A follow-up after 18-months showed no reversal of the condition. The trials proved so successful that some clinics have already made it available privately, and researchers expect the treatment to be made available to tens of thousands of British patients on the NHS.

The procedure severed the nerves, which connect the kidneys to the brain and carry signals to control blood pressure.

Doctors say the operation, which costs just 6,000 pounds, could offer a lasting solution for tens of thousands of British patients whose high blood pressure cannot be controlled by conventional drugs.

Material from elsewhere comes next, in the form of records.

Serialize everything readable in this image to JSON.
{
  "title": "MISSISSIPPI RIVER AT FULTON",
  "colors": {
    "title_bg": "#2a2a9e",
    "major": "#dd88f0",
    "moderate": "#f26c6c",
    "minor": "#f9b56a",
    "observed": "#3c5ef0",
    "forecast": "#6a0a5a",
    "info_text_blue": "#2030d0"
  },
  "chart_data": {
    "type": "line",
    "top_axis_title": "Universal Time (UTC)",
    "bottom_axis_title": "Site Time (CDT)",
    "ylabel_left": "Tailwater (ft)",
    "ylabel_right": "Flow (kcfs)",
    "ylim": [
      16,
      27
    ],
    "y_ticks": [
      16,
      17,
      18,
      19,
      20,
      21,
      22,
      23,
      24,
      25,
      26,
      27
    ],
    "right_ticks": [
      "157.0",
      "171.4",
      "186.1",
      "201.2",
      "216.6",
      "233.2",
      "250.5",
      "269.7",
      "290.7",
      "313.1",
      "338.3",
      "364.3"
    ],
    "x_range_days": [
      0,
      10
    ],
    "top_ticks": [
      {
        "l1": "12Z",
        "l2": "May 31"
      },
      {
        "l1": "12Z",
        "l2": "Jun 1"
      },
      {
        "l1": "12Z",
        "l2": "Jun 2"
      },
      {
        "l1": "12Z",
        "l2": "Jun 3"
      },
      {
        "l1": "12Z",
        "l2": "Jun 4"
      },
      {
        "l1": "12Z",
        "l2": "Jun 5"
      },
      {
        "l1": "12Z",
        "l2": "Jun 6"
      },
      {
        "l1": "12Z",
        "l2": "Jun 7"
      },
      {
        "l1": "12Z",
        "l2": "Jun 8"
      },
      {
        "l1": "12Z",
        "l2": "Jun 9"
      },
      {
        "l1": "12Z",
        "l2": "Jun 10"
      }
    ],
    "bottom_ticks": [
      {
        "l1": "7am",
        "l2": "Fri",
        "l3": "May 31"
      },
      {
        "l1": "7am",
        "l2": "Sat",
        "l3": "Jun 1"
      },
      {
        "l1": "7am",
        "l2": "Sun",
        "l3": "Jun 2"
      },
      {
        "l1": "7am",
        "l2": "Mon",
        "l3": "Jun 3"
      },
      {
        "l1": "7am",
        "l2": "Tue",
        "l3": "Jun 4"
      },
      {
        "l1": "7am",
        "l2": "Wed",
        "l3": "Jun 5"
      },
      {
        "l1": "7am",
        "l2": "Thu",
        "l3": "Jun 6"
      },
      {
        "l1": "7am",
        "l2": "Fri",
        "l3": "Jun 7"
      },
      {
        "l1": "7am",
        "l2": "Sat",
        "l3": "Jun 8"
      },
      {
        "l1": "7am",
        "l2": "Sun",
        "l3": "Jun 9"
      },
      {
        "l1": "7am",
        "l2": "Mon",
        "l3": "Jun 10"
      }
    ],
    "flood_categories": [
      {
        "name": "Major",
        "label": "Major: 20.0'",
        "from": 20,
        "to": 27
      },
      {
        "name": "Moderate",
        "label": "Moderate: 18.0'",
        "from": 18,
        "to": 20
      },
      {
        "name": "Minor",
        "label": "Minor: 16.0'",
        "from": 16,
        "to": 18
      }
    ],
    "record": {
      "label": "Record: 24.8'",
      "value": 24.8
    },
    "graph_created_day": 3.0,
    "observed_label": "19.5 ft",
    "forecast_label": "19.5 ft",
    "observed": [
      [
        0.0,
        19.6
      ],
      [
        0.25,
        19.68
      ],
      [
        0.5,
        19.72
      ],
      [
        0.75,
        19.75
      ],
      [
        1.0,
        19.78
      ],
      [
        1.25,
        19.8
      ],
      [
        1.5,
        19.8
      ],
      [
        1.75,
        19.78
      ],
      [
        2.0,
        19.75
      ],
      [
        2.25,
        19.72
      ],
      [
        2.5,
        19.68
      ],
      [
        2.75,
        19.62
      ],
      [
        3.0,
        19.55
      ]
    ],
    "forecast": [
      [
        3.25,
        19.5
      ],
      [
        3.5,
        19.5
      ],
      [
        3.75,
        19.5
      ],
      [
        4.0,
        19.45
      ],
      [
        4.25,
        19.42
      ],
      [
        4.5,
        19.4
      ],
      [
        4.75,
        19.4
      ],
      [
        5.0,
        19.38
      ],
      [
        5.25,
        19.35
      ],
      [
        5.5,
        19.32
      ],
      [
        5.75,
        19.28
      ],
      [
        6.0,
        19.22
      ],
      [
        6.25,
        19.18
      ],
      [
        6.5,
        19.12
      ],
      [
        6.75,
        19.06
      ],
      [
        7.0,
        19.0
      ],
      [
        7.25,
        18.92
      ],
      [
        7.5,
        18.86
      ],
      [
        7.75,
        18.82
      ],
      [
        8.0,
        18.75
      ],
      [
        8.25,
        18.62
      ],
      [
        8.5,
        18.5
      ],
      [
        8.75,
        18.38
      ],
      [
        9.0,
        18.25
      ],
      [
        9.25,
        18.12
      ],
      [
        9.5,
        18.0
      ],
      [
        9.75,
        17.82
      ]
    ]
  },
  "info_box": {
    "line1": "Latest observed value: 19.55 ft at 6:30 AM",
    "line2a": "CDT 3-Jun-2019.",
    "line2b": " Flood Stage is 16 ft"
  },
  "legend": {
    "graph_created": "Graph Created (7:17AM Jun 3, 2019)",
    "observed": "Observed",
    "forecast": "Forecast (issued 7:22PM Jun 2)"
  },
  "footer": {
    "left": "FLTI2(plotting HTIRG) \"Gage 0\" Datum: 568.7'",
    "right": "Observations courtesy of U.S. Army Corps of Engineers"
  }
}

Although people who undergo the procedure still have to take medication to keep their condition in check, it brings about a drop in blood pressure, which drugs alone have failed to provide.

Further trials will establish whether the technique, known as renal denervation, could also help patients whose bodies will not tolerate conventional blood pressure drugs.

In a study, which involved more than 100 patients across 11 countries, researchers found that the 20 per cent reduction in patients' blood pressure was still maintained a year and a half after the procedure, with no major side effects reported.

"We are encouraged to see that renal denervation shows substantial and sustained blood pressure reduction in treatment resistant patients," a daily quoted Dr Murray Esler of Saarland University Hospital in Germany as saying.

"We know the renal nerves play a crucial role in blood pressure elevation and this study shows those nerves can be targeted with renal denervation without major side effects," Dr Esler added.

The new procedure, first trialled at Barts and the London NHS trust in 2009, involves severing malfunctioning nerves around the kidneys.

The nerves send signals to the brain that tell it that blood pressure is too low, causing the brain to increase it to dangerously high levels.

Doctors correct the fault by threading a wire through the renal artery until it reaches the kidneys, where it lets off a burst of heat to burn the nerves and disable them.

Although the operation is moderately painful, it does not require a general anaesthetic and patients can generally leave hospital on the same day.

Charities have so far funded a small number of procedures for patients in severe need, but doctors involved in the trial said they will lobby NHS commissioning boards to make it available to a limited number of treatment-resistant patients next year. Findings from the study were presented at the European Society of Cardiology congress in Munich.